«A mulher da estalagem de Barcellinhos voltou ao corpo de Theodora. Eil-a em pé, com a serpente da soberba a enfuriar-lhe os gestos.

—Que significa isto?—exclamou ella—Acabemos esta situação sem grandes scenas! Que vem dizer-me o snr. Affonso?
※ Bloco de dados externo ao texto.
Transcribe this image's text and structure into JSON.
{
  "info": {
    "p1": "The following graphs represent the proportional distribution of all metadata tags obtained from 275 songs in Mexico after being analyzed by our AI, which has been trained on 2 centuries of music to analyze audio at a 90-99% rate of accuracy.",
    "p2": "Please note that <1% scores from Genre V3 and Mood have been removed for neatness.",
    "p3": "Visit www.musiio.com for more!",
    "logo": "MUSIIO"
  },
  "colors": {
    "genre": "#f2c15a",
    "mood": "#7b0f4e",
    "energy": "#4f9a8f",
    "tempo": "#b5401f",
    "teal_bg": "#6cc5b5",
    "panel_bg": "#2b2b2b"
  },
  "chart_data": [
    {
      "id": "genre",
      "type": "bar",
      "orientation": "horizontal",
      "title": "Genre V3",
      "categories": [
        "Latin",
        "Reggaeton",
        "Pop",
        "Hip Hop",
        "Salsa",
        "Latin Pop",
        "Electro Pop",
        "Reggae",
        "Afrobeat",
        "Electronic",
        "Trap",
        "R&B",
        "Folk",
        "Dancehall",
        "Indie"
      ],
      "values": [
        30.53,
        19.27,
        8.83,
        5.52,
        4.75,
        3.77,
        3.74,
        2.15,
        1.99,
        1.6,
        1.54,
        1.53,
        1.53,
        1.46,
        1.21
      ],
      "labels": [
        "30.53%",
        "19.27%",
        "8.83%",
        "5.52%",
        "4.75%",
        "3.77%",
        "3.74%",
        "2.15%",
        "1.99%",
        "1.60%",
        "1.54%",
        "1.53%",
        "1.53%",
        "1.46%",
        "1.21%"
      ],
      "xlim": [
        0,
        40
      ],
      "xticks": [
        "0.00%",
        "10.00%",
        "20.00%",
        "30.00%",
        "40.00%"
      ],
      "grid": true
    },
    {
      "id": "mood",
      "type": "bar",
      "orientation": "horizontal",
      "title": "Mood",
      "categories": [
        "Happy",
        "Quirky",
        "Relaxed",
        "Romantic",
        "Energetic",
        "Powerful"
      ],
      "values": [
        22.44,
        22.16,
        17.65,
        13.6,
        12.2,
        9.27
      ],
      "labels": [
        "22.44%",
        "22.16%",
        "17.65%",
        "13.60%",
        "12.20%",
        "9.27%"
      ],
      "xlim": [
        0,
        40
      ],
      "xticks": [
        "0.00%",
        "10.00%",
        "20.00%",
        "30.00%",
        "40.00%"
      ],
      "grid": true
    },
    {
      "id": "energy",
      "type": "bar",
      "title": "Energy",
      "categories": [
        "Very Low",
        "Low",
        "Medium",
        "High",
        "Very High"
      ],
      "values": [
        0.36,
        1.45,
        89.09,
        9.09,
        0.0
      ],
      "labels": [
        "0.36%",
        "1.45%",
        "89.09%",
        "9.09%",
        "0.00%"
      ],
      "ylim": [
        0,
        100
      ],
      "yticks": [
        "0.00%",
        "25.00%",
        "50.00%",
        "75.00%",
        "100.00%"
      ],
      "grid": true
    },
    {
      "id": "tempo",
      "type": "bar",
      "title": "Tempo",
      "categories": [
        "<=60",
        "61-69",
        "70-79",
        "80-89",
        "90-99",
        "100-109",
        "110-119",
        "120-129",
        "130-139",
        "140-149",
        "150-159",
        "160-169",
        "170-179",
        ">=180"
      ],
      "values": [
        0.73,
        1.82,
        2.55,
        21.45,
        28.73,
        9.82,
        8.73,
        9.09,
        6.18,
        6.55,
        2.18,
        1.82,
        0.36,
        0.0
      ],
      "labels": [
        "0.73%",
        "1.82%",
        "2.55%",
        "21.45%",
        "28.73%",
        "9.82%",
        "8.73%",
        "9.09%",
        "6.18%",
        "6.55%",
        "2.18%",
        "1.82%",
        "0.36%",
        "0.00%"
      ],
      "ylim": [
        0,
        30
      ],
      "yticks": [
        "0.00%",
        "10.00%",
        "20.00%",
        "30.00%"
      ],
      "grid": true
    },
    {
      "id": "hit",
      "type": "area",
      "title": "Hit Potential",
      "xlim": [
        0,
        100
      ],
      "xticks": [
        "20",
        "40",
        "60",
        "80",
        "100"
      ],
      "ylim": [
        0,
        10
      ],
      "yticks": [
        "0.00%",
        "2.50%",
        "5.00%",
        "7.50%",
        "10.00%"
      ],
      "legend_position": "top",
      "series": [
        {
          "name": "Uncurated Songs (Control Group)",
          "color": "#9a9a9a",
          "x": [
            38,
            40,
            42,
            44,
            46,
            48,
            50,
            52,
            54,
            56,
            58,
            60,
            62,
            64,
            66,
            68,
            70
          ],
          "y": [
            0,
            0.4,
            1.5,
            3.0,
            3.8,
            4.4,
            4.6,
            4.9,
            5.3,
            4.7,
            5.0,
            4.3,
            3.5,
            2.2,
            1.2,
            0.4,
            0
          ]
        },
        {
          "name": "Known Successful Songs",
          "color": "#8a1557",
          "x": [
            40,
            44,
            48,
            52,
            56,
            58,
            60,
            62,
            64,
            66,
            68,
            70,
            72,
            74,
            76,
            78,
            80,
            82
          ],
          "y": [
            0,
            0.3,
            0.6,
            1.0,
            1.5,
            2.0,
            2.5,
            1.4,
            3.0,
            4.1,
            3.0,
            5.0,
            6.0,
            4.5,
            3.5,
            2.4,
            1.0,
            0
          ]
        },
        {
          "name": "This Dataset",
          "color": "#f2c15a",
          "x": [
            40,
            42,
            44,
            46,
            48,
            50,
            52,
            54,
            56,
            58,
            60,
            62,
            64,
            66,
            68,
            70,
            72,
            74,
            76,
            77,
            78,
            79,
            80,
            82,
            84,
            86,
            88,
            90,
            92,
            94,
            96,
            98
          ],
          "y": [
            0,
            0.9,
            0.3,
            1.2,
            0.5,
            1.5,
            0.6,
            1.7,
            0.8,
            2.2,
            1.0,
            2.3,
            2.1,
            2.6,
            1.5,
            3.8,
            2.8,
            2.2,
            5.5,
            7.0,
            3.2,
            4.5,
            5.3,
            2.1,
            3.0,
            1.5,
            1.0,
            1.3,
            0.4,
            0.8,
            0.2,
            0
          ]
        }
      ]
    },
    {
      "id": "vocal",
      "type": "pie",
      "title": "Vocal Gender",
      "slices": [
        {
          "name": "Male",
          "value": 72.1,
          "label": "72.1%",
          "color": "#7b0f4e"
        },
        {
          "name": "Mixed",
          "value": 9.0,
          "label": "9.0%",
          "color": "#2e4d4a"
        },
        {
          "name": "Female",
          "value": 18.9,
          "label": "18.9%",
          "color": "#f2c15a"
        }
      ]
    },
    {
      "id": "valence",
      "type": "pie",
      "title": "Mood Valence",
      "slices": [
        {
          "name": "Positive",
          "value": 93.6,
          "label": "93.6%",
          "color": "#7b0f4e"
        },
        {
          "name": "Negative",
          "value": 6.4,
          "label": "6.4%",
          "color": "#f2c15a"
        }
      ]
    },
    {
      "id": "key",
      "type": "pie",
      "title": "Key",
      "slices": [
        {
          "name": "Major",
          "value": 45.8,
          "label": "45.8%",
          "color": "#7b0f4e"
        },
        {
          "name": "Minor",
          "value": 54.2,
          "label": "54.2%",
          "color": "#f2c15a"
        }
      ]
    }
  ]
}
«Confessarei que me senti pequeno diante d'este cynico interrogatorio! Que havia eu de responder á mulher, que rebatera com escarneo e arrogancia as moderadas aggressões do marido? Com que direitos ia eu alli, deshonrado, pedir contas de sua e minha honra, a ella que estava perdida? E, se a infamia era commum de ambos, por que ambos eramos criminosos, que falsos brios tinha eu por mim a inspirar-me uma resposta digna d'aquellas perguntas? Sómente assim posso agora dar-me contas de minha mudez de então.

«E ella, acorçoada pelo meu espantado silencio, proseguiu:—Abjurei dos deveres da honra, perdi-me, atirei-me cegamente aos seus braços, snr. Affonso de Teive. Satisfiz os seus caprichos, favoreci-lhe o orgulho de ter uma odalisca no seu palacio, prestei-me a enfeitar de falsos risos o meu semblante, mostrei-me ao mundo com o ar alegre da escrava que idolatrava a sua servidão, em quanto o snr. Affonso, enlevado nos ideaes amores d'uma prima...

«—Infame!—atalhei eu—Se tem de citar nomes de mulheres no seu arrazoado, procure-as, se as conhece, nas derradeiras paragens do vicio!... Não suje o nome de mulher alguma; toda a mulher, não cahida na ultima abjecção, impõe respeito á amante de D. José de Noronha, hospedada em casa de Affonso de Teive.

—Bem!—exclamou ella—a amante de D. José de Noronha agradece a hospedagem, promette mesmo pagal-a da altura da sua independencia, e vai sahir, impondo silencio ao insultador.

«—Pois saia—tornei eu—mas leve comsigo o esterco com que sujou a minha casa!—e, dizendo, atirei-lhe ao rosto os macetes das cartas.

«Palmyra, como se um aspide lhe mordesse um pé, deu um salto de fera enjaulada. D. José de Noronha tremia.

«E eu continuei, voltado contra elle:—A infamia é assim: tem esses desmaios de covardia, que desarmam o odio, e levariam á piedade, se o nojo não estivesse áquem da virtude da compaixão. Snr.ª D. Palmyra, aqui tem um paladino, que a não ha-de deixar corar sem desforço diante dos seus insultadores. Siga-o. Tem uma sege ás suas ordens, se o seu pudor lhe não permitte entrar no carro do amante. Em quanto ao snr. D. José de Noronha, saia, e espere-a na rua.

Palmyra fugiu da sala em arremettidas de louca. D. José sahiu com o rosto abatido sobre o peito. E eu cahi extenuado sobre uma cadeira, cuidando morrer alli afogado de congestão de sangue no coração. D'ahi a momentos ouvi o gritar estridente de Palmyra, e um grande reboliço no pateo. Quiz debalde levantár-me. As pernas tremiam-me como se todos os nervos me estivessem golpeados.